Mark McLaren, a former parliamentary and legal affairs manager at consumer group Which?, is leading a class action seeking up to £4.5 billion in compensation from seven major housebuilders on behalf of over 700,000 homebuyers who purchased new-build properties between October 2015 and June 24 this year.
The lawsuit follows a Competition and Markets Authority investigation concluding in February 2024 that found signs the firms exchanged pricing, property viewings, and buyer incentives; the CMA dropped further action after the companies agreed to pay £100 million into affordable housing programmes.
McLaren alleges that if housebuilders shared sensitive pricing and sales information instead of competing properly, homeowners across Great Britain may have been left out of pocket, with each affected buyer potentially due between £3,100 and £6,200 in compensation.

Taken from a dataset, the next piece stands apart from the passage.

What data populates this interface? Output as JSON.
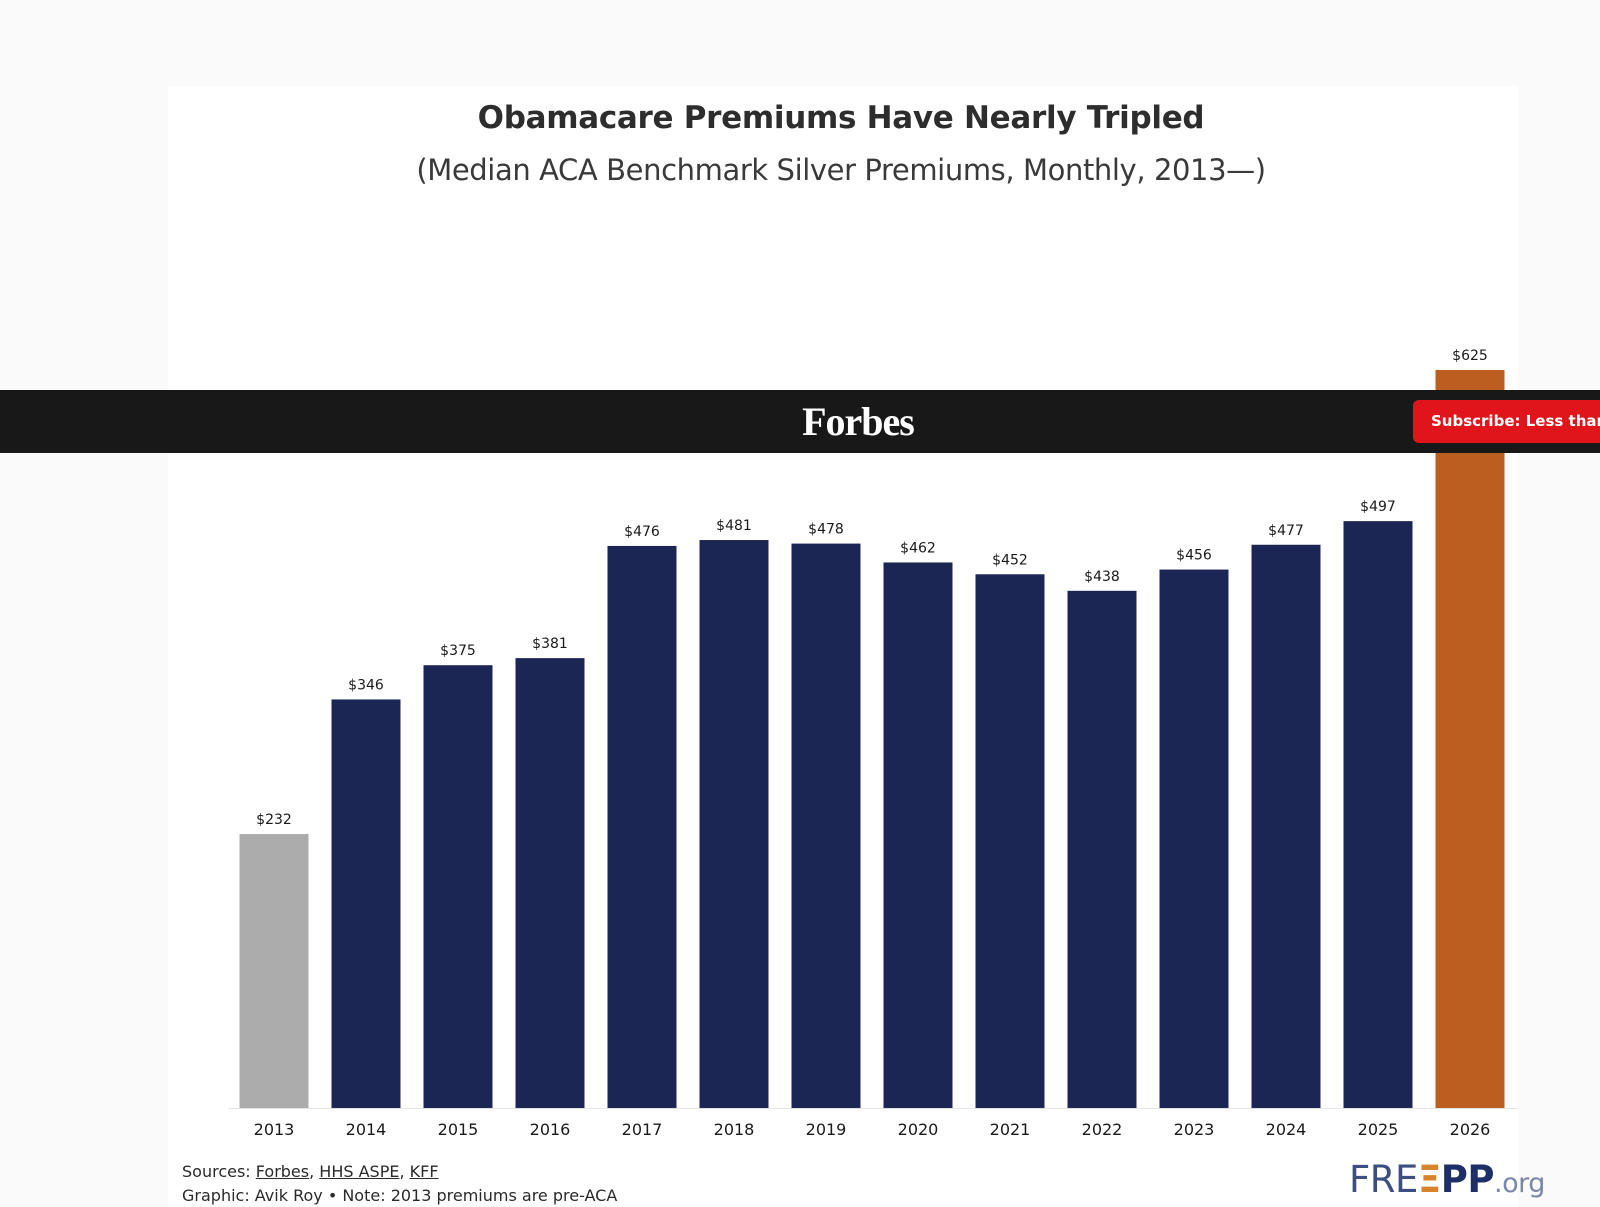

Before advancing, the Competition Appeal Tribunal must approve the class action, which is represented by competition law firms Geradin Partners and Hausfeld; Scott Campbell, a partner at Hausfeld, noted individual claims are unrealistic due to cost and complexity.
The claim targets Barratt Redrow, Bellway, The Berkeley Group, Bloor Homes, Persimmon, Taylor Wimpey, and Vistry Group, including its Countryside Partnerships division, distinguishing the lawsuit from the prior CMA settlement which avoided ruling on whether competition law was broken.